SRINAGAR, India, Apr 17 (IPS) – As the war in the Middle East spills over into global markets, policymakers, economists and industry leaders gathered in Washington this week to agree that economics is no longer separate from geopolitics. This is now its main means.
At the Geoeconomics Forum organized by Foreign Policy spring meetings Speakers from the International Monetary Fund and the World Bank repeatedly pointed to a world shaped by shocks, where supply chains, energy flows and technology have become instruments of power.
Foreign Policy CEO Andrew Solinger said in his opening remarks, “Geoeconomics is no longer a backdrop to global politics. It is the dominant and critical element.”
The urgency of that change is closely linked to the ongoing conflict in the Gulf, which has disrupted energy markets and exposed vulnerabilities in global trading systems. The war has made the world understand how quickly regional crises can turn into worldwide economic instability, affecting everything from fuel prices to industrial production.
Participants at the forum described a changing global order where governments are increasingly deploying economic instruments deemed neutral or technocratic.
Trade policy, capital flows and supply chains now serve strategic goals. Critical minerals needed for semiconductors and artificial intelligence systems have become geopolitical leverage points. Energy routes such as the Strait of Hormuz have turned into potential choke points with global consequences rather than mere transit corridors.
US Under Secretary of State for Economic Affairs Jacob Helberg said in his address, “Geopolitics and economics have always been linked. We are going back to an ideology that considers them inseparable.”
Hellberg pointed to growing competition over rare earth minerals, where China dominates processing and has begun to use export controls as a strategic tool. Additionally, logistics corridors and manufacturing hubs have emerged as additional pressure points in the global system.
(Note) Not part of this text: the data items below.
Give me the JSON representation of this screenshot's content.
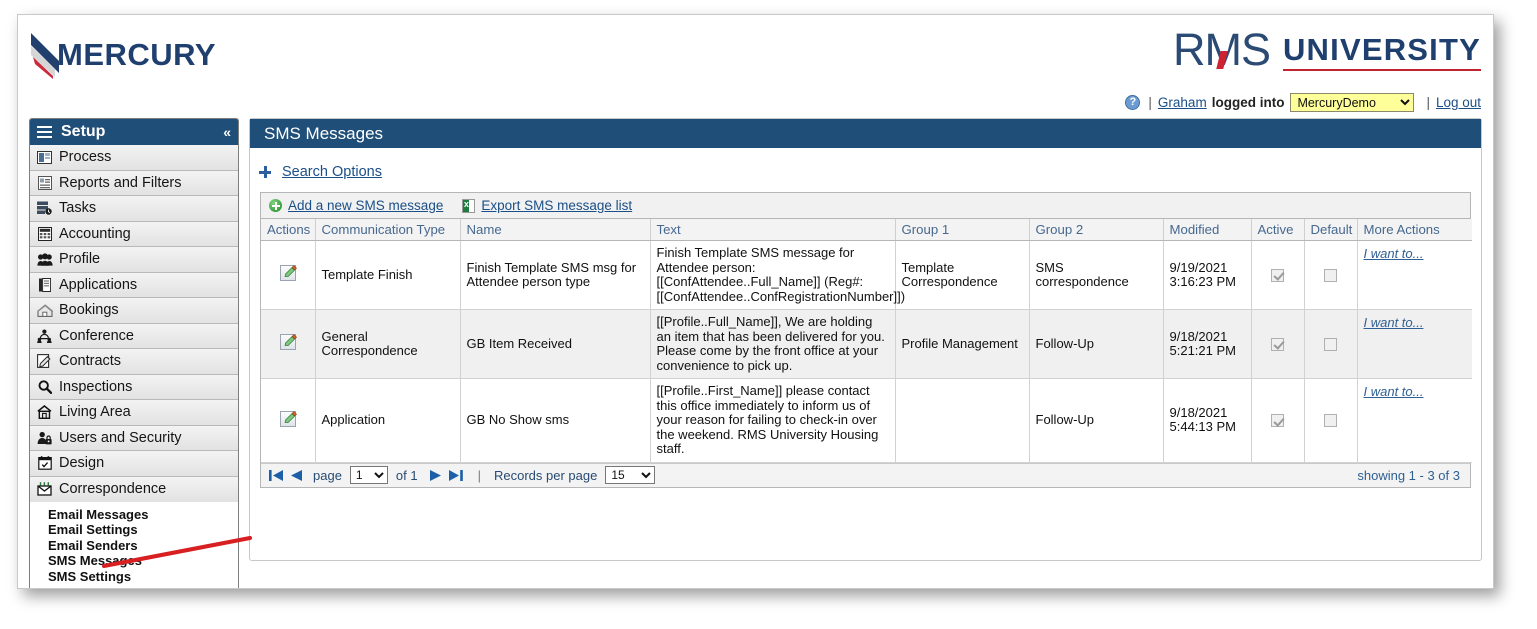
{
  "brand": {
    "mercury_wordmark": "MERCURY",
    "rms_mark": "RMS",
    "university_word": "UNIVERSITY"
  },
  "userbar": {
    "help_icon": "help-icon",
    "sep1": "|",
    "user_name": "Graham",
    "logged_into": "logged into",
    "database_selected": "MercuryDemo",
    "database_options": [
      "MercuryDemo"
    ],
    "sep2": "|",
    "logout": "Log out"
  },
  "sidebar": {
    "header": "Setup",
    "collapse_glyph": "«",
    "items": [
      {
        "label": "Process",
        "icon": "process-icon"
      },
      {
        "label": "Reports and Filters",
        "icon": "reports-icon"
      },
      {
        "label": "Tasks",
        "icon": "tasks-icon"
      },
      {
        "label": "Accounting",
        "icon": "accounting-icon"
      },
      {
        "label": "Profile",
        "icon": "profile-icon"
      },
      {
        "label": "Applications",
        "icon": "applications-icon"
      },
      {
        "label": "Bookings",
        "icon": "bookings-icon"
      },
      {
        "label": "Conference",
        "icon": "conference-icon"
      },
      {
        "label": "Contracts",
        "icon": "contracts-icon"
      },
      {
        "label": "Inspections",
        "icon": "inspections-icon"
      },
      {
        "label": "Living Area",
        "icon": "living-area-icon"
      },
      {
        "label": "Users and Security",
        "icon": "users-security-icon"
      },
      {
        "label": "Design",
        "icon": "design-icon"
      },
      {
        "label": "Correspondence",
        "icon": "correspondence-icon"
      }
    ],
    "submenu": [
      "Email Messages",
      "Email Settings",
      "Email Senders",
      "SMS Messages",
      "SMS Settings"
    ]
  },
  "main": {
    "title": "SMS Messages",
    "search_options": "Search Options",
    "toolbar": {
      "add_label": "Add a new SMS message",
      "export_label": "Export SMS message list"
    },
    "columns": [
      "Actions",
      "Communication Type",
      "Name",
      "Text",
      "Group 1",
      "Group 2",
      "Modified",
      "Active",
      "Default",
      "More Actions"
    ],
    "rows": [
      {
        "action_icon": "edit-icon",
        "communication_type": "Template Finish",
        "name": "Finish Template SMS msg for Attendee person type",
        "text": "Finish Template SMS message for Attendee person:[[ConfAttendee..Full_Name]] (Reg#:[[ConfAttendee..ConfRegistrationNumber]])",
        "group1": "Template Correspondence",
        "group2": "SMS correspondence",
        "modified": "9/19/2021 3:16:23 PM",
        "active": true,
        "default": false,
        "more_actions": "I want to..."
      },
      {
        "action_icon": "edit-icon",
        "communication_type": "General Correspondence",
        "name": "GB Item Received",
        "text": "[[Profile..Full_Name]], We are holding an item that has been delivered for you. Please come by the front office at your convenience to pick up.",
        "group1": "Profile Management",
        "group2": "Follow-Up",
        "modified": "9/18/2021 5:21:21 PM",
        "active": true,
        "default": false,
        "more_actions": "I want to..."
      },
      {
        "action_icon": "edit-icon",
        "communication_type": "Application",
        "name": "GB No Show sms",
        "text": "[[Profile..First_Name]] please contact this office immediately to inform us of your reason for failing to check-in over the weekend. RMS University Housing staff.",
        "group1": "",
        "group2": "Follow-Up",
        "modified": "9/18/2021 5:44:13 PM",
        "active": true,
        "default": false,
        "more_actions": "I want to..."
      }
    ],
    "pager": {
      "first_icon": "first-page-icon",
      "prev_icon": "previous-page-icon",
      "page_label": "page",
      "page_value": "1",
      "page_options": [
        "1"
      ],
      "of_label": "of 1",
      "next_icon": "next-page-icon",
      "last_icon": "last-page-icon",
      "divider": "|",
      "records_label": "Records per page",
      "records_value": "15",
      "records_options": [
        "15"
      ],
      "showing": "showing 1 - 3 of 3"
    }
  },
  "colors": {
    "header_blue": "#1f4e79",
    "link_blue": "#1b4f87",
    "accent_red": "#c0252f",
    "annotation_red": "#d81f22",
    "highlight_yellow": "#ffff99"
  }
}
“The stack is completely interconnected,” he said, referring to the chain from raw materials to finished technology. “There are choke points at every layer.”
The forum returned repeatedly to a central theme: fragmentation.
Countries are adapting to a “surprise-prone” world marked by conflict, pandemics and financial instability. It has moved away from global integration towards more regional and strategic economic blocks.
Middle powers in particular face difficult choices. As competition between the United States and China intensifies, many countries are considering how to align their economic and technological futures.
Dr. Pedro Abramoway, vice president of programs at the Open Society Foundations, argued that this time offers both risks and opportunities for these countries.
“We need to ensure that middle powers act as middle powers, not just middlemen,” he said, stressing that democracy can shape their role in the changing order.
Abramov said the current moment has exposed long-standing imbalances in the global system.
“It reveals the reality that existed before,” he said, referring to earlier global arrangements that often did not serve the interests of the Global South.
He said that domestic political pressure is now reshaping the engagement of countries at the global level. Leaders can no longer mobilize externally without responding to internal constituencies.
“That internal pressure could empower those middle powers to assert their sovereignty and negotiate effectively,” Abramov said.
The forum highlighted the growing demand for a rebuilt international order based on sovereignty and public interest rather than narrow economic advantage.
“We need clear clarity of agenda. We need a commitment from leaders who express that they are not representing large corporations or, again, interests and organizations that speak for themselves, but are actually speaking in the name and representing the majority of the world,” Abramov said.
Project Liberty founder Frank McCourt warned against framing the future as a binary choice between American private sector dominance and a Chinese state-led model.
“This is a false dichotomy,” he said, advocating a third way that aligns technology with democratic values.
He highlighted the growing unease among countries that feel caught between competing systems, noting that many are exploring alternative frameworks for digital governance and economic cooperation.
The human influence behind the strategy
While much of the discussion focused on high-level strategy, speakers acknowledged the human consequences of geo-economic shifts.
Energy shocks translate into higher costs for households. Disruptions in supply chains affect jobs and access to goods. Decisions made in boardrooms and ministries impact communities around the world.
Solinger said, “The best laid plans can be disrupted by unexpected circumstances. You have to move forward, adapt and build back better.”
That message resonated throughout the program.